The Real Emergencies Act’s seven sponsors in the Senate received a combined $3.1 million in contributions from fossil fuel industry executives and political action committees (PACs) over the 2017–2022 cycle, according to data from OpenSecrets. The bill’s nineteen House sponsors raked in $1.7 million from fossil fuel executives and PACs during the 2021–22 election cycle, according to OpenSecrets.
The Capito-Pfluger legislation would prohibit the president from declaring a national emergency “on the premise of climate change,” under any of three laws — the National Emergencies Act, the Robert T. Stafford Disaster Relief and Emergency Assistance Act, and the Public Health Service Act — according to the bill text. The bill was first introduced last year, but made no progress in the Democrat-controlled Senate.
Invoking emergency powers would give Biden a vast array of tools to fight climate change and fund resilience efforts without authorization from Congress. It would also free up funds for the Federal Emergency Management Agency to spend on disaster relief and mitigation efforts.
Biden has previously made national emergency declarations to extend COVID-19 programs and halt Russian oil imports. President Donald Trump declared a national emergency to secure funding for a border wall after his requests were rejected by Congress — which lawmakers from both parties decried as executive overreach.
But while Republicans warn of potential executive overreach by the president, Biden has so far refused to declare a climate emergency, despite repeated demands that he do so from Democratic lawmakers and more than 1,200 organizations in the People vs. Fossil Fuels coalition.

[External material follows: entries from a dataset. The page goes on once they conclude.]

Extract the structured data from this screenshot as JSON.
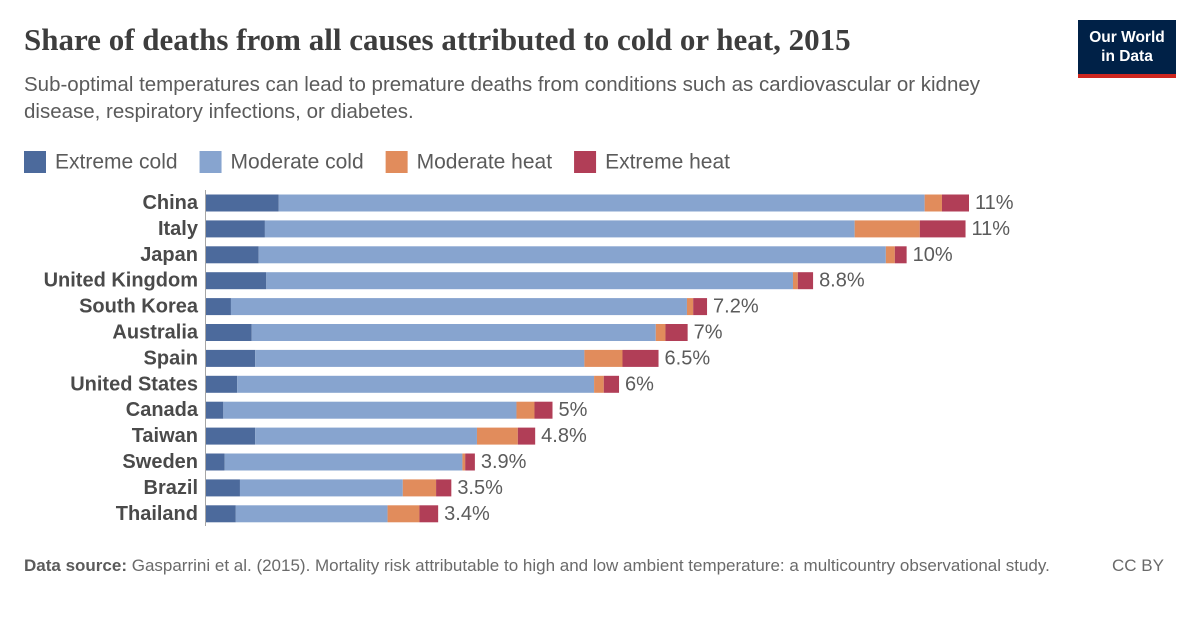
{
  "chart_data": {
    "type": "stacked-bar-horizontal",
    "title": "Share of deaths from all causes attributed to cold or heat, 2015",
    "subtitle": "Sub-optimal temperatures can lead to premature deaths from conditions such as cardiovascular or kidney disease, respiratory infections, or diabetes.",
    "logo": [
      "Our World",
      "in Data"
    ],
    "categories": [
      "China",
      "Italy",
      "Japan",
      "United Kingdom",
      "South Korea",
      "Australia",
      "Spain",
      "United States",
      "Canada",
      "Taiwan",
      "Sweden",
      "Brazil",
      "Thailand"
    ],
    "series": [
      {
        "name": "Extreme cold",
        "color": "#4c6a9c",
        "values": [
          1.05,
          0.85,
          0.76,
          0.87,
          0.36,
          0.66,
          0.71,
          0.45,
          0.25,
          0.71,
          0.27,
          0.49,
          0.43
        ]
      },
      {
        "name": "Moderate cold",
        "color": "#87a4cf",
        "values": [
          9.32,
          8.51,
          9.05,
          7.6,
          6.58,
          5.83,
          4.75,
          5.15,
          4.23,
          3.2,
          3.43,
          2.35,
          2.19
        ]
      },
      {
        "name": "Moderate heat",
        "color": "#e18c5c",
        "values": [
          0.25,
          0.94,
          0.13,
          0.07,
          0.09,
          0.14,
          0.55,
          0.14,
          0.26,
          0.59,
          0.04,
          0.48,
          0.46
        ]
      },
      {
        "name": "Extreme heat",
        "color": "#b13e57",
        "values": [
          0.39,
          0.66,
          0.17,
          0.22,
          0.2,
          0.32,
          0.52,
          0.22,
          0.26,
          0.25,
          0.14,
          0.22,
          0.27
        ]
      }
    ],
    "total_labels": [
      "11%",
      "11%",
      "10%",
      "8.8%",
      "7.2%",
      "7%",
      "6.5%",
      "6%",
      "5%",
      "4.8%",
      "3.9%",
      "3.5%",
      "3.4%"
    ],
    "source_label": "Data source:",
    "source_text": "Gasparrini et al. (2015). Mortality risk attributable to high and low ambient temperature: a multicountry observational study.",
    "license": "CC BY"
  }
}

Last summer, amid similar extreme heat and wildfires exacerbated by climate change, Biden reportedly considered declaring a climate emergency, but ultimately declined to do so. Last fall, after Congress passed the Inflation Reduction Act — which provides hundreds of billions of dollars in tax credits for companies to build clean energy infrastructure and for consumers to buy electric cars, among other measures — a group of Democratic senators demanded Biden build on the legislation by declaring a climate emergency.

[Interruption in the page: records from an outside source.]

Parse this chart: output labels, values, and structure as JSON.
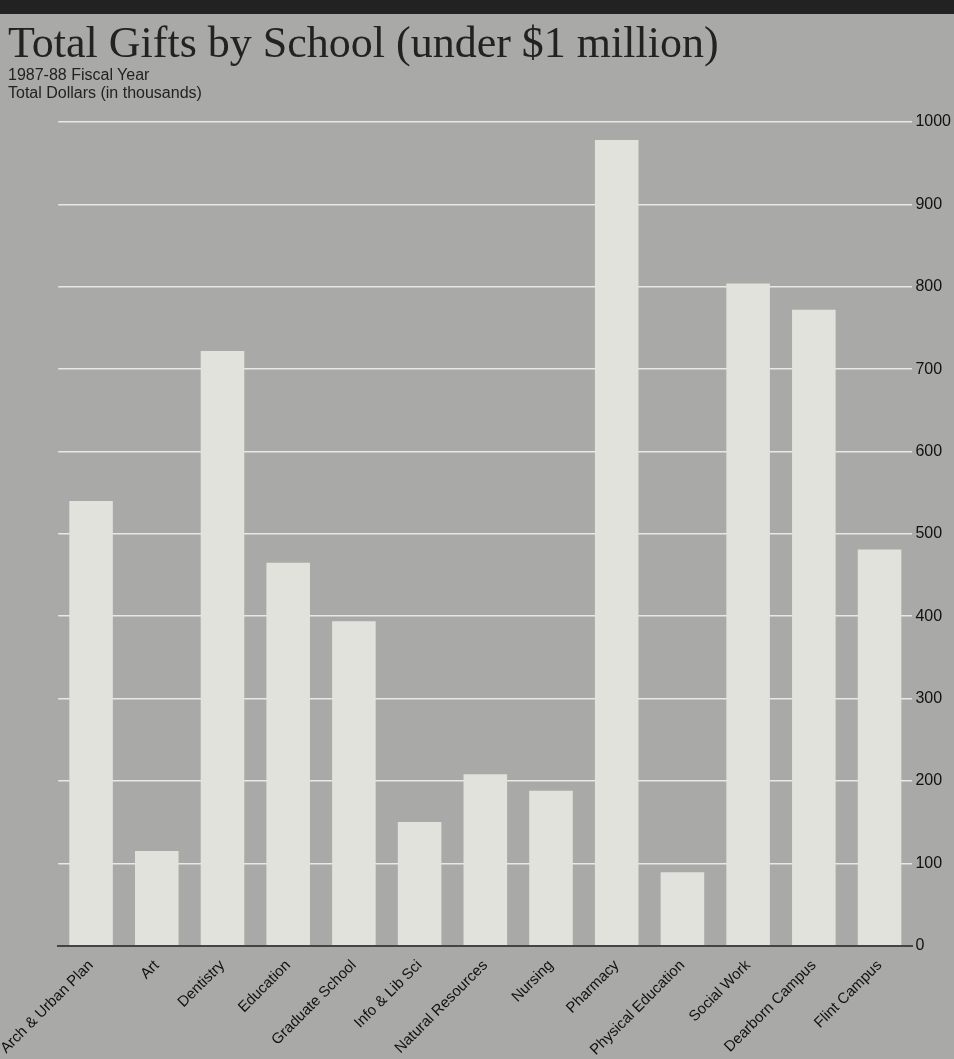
{
  "chart_data": {
    "type": "bar",
    "title": "Total Gifts by School (under $1 million)",
    "subtitle": "1987-88 Fiscal Year",
    "ylabel": "Total Dollars (in thousands)",
    "categories": [
      "Arch & Urban Plan",
      "Art",
      "Dentistry",
      "Education",
      "Graduate School",
      "Info & Lib Sci",
      "Natural Resources",
      "Nursing",
      "Pharmacy",
      "Physical Education",
      "Social Work",
      "Dearborn Campus",
      "Flint Campus"
    ],
    "values": [
      540,
      115,
      722,
      465,
      394,
      150,
      208,
      188,
      978,
      89,
      804,
      772,
      481
    ],
    "color": "#e2e2dc",
    "ylim": [
      0,
      1000
    ],
    "yticks": [
      0,
      100,
      200,
      300,
      400,
      500,
      600,
      700,
      800,
      900,
      1000
    ],
    "grid": "y"
  }
}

“A president’s emergency powers should not be used wantonly,” wrote Sen. Jeff Merkley (D-OR) in an October 2022 letter to Biden, signed by seven other Democrats. “What we cannot afford, however, is to shy away from tackling the climate crisis just because President Trump misused the National Emergencies Act. If ever there is an emergency that demands ambitious action, climate chaos is it.”

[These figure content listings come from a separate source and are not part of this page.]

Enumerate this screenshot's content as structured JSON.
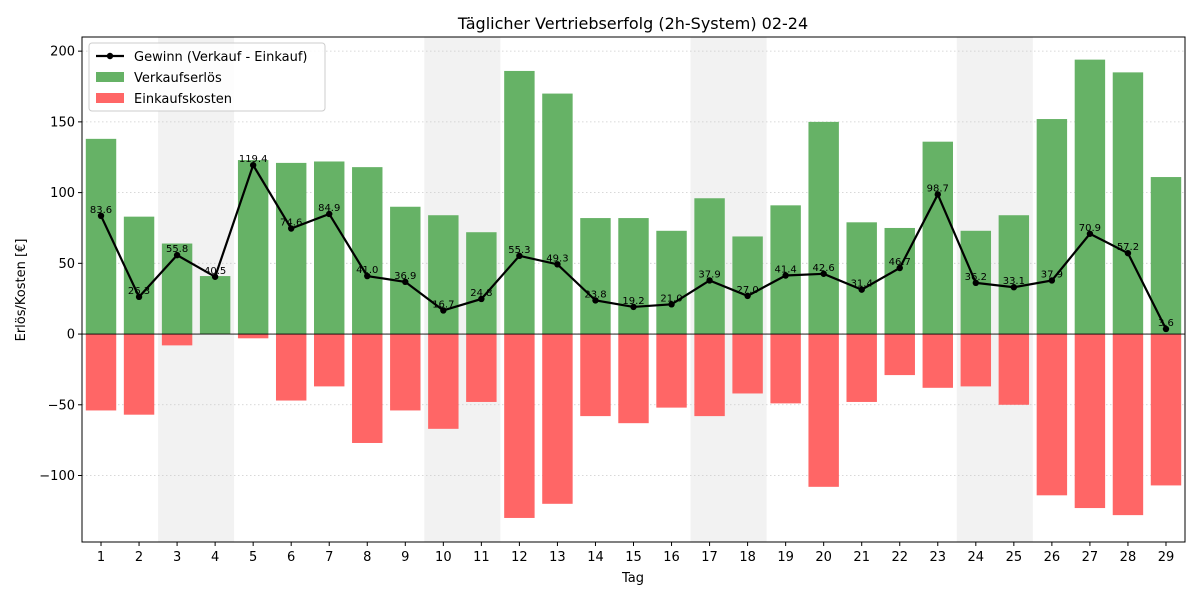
{
  "chart_data": {
    "type": "bar",
    "title": "Täglicher Vertriebserfolg (2h-System) 02-24",
    "xlabel": "Tag",
    "ylabel": "Erlös/Kosten [€]",
    "categories": [
      "1",
      "2",
      "3",
      "4",
      "5",
      "6",
      "7",
      "8",
      "9",
      "10",
      "11",
      "12",
      "13",
      "14",
      "15",
      "16",
      "17",
      "18",
      "19",
      "20",
      "21",
      "22",
      "23",
      "24",
      "25",
      "26",
      "27",
      "28",
      "29"
    ],
    "ylim": [
      -147,
      210
    ],
    "yticks": [
      -100,
      -50,
      0,
      50,
      100,
      150,
      200
    ],
    "ytick_labels": [
      "−100",
      "−50",
      "0",
      "50",
      "100",
      "150",
      "200"
    ],
    "grid": "horizontal dotted",
    "legend_position": "top-left",
    "weekend_days": [
      3,
      4,
      10,
      11,
      17,
      18,
      24,
      25
    ],
    "series": [
      {
        "name": "Verkaufserlös",
        "kind": "bar",
        "color": "#66b266",
        "values": [
          138,
          83,
          64,
          41,
          123,
          121,
          122,
          118,
          90,
          84,
          72,
          186,
          170,
          82,
          82,
          73,
          96,
          69,
          91,
          150,
          79,
          75,
          136,
          73,
          84,
          152,
          194,
          185,
          111
        ]
      },
      {
        "name": "Einkaufskosten",
        "kind": "bar",
        "color": "#ff6666",
        "values": [
          -54,
          -57,
          -8,
          0,
          -3,
          -47,
          -37,
          -77,
          -54,
          -67,
          -48,
          -130,
          -120,
          -58,
          -63,
          -52,
          -58,
          -42,
          -49,
          -108,
          -48,
          -29,
          -38,
          -37,
          -50,
          -114,
          -123,
          -128,
          -107
        ]
      },
      {
        "name": "Gewinn (Verkauf - Einkauf)",
        "kind": "line",
        "color": "#000000",
        "values": [
          83.6,
          26.3,
          55.8,
          40.5,
          119.4,
          74.6,
          84.9,
          41.0,
          36.9,
          16.7,
          24.8,
          55.3,
          49.3,
          23.8,
          19.2,
          21.0,
          37.9,
          27.0,
          41.4,
          42.6,
          31.4,
          46.7,
          98.7,
          36.2,
          33.1,
          37.9,
          70.9,
          57.2,
          3.6
        ],
        "labels": [
          "83.6",
          "26.3",
          "55.8",
          "40.5",
          "119.4",
          "74.6",
          "84.9",
          "41.0",
          "36.9",
          "16.7",
          "24.8",
          "55.3",
          "49.3",
          "23.8",
          "19.2",
          "21.0",
          "37.9",
          "27.0",
          "41.4",
          "42.6",
          "31.4",
          "46.7",
          "98.7",
          "36.2",
          "33.1",
          "37.9",
          "70.9",
          "57.2",
          "3.6"
        ]
      }
    ]
  }
}
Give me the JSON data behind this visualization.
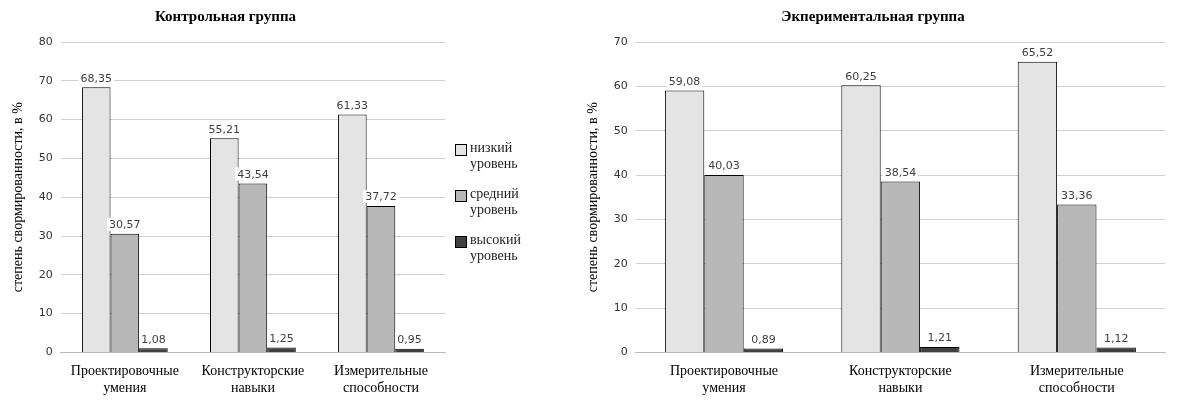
{
  "chart_data": [
    {
      "type": "bar",
      "title": "Контрольная группа",
      "ylabel": "степень свормированности, в %",
      "categories": [
        "Проектировочные умения",
        "Конструкторские навыки",
        "Измерительные способности"
      ],
      "ylim": [
        0,
        80
      ],
      "yticks": [
        0,
        10,
        20,
        30,
        40,
        50,
        60,
        70,
        80
      ],
      "grid": "y",
      "legend": "right",
      "series": [
        {
          "name": "низкий уровень",
          "color": "#e4e4e4",
          "values": [
            68.35,
            55.21,
            61.33
          ],
          "value_labels": [
            "68,35",
            "55,21",
            "61,33"
          ]
        },
        {
          "name": "средний уровень",
          "color": "#b8b8b8",
          "values": [
            30.57,
            43.54,
            37.72
          ],
          "value_labels": [
            "30,57",
            "43,54",
            "37,72"
          ]
        },
        {
          "name": "высокий уровень",
          "color": "#404040",
          "values": [
            1.08,
            1.25,
            0.95
          ],
          "value_labels": [
            "1,08",
            "1,25",
            "0,95"
          ]
        }
      ]
    },
    {
      "type": "bar",
      "title": "Экпериментальная группа",
      "ylabel": "степень свормированности, в %",
      "categories": [
        "Проектировочные умения",
        "Конструкторские навыки",
        "Измерительные способности"
      ],
      "ylim": [
        0,
        70
      ],
      "yticks": [
        0,
        10,
        20,
        30,
        40,
        50,
        60,
        70
      ],
      "grid": "y",
      "series": [
        {
          "color": "#e4e4e4",
          "values": [
            59.08,
            60.25,
            65.52
          ],
          "value_labels": [
            "59,08",
            "60,25",
            "65,52"
          ]
        },
        {
          "color": "#b8b8b8",
          "values": [
            40.03,
            38.54,
            33.36
          ],
          "value_labels": [
            "40,03",
            "38,54",
            "33,36"
          ]
        },
        {
          "color": "#404040",
          "values": [
            0.89,
            1.21,
            1.12
          ],
          "value_labels": [
            "0,89",
            "1,21",
            "1,12"
          ]
        }
      ]
    }
  ]
}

They called on Biden to investigate the fossil fuel industry, decarbonize the Defense Department, and promulgate rules to reduce emissions from power plants, vehicles, oil and gas facilities, and fossil fuel production on public land. This spring, the Biden administration proposed two major regulations aimed at reducing emissions from coal- and gas-fired power plants and vehicles. Top Republicans, Democratic senator Joe Manchin of West Virginia, and the fossil fuel industry are fighting the power plant rules, even though they would only apply to a small fraction of gas facilities, and could actually extend the life of some coal and gas power plants.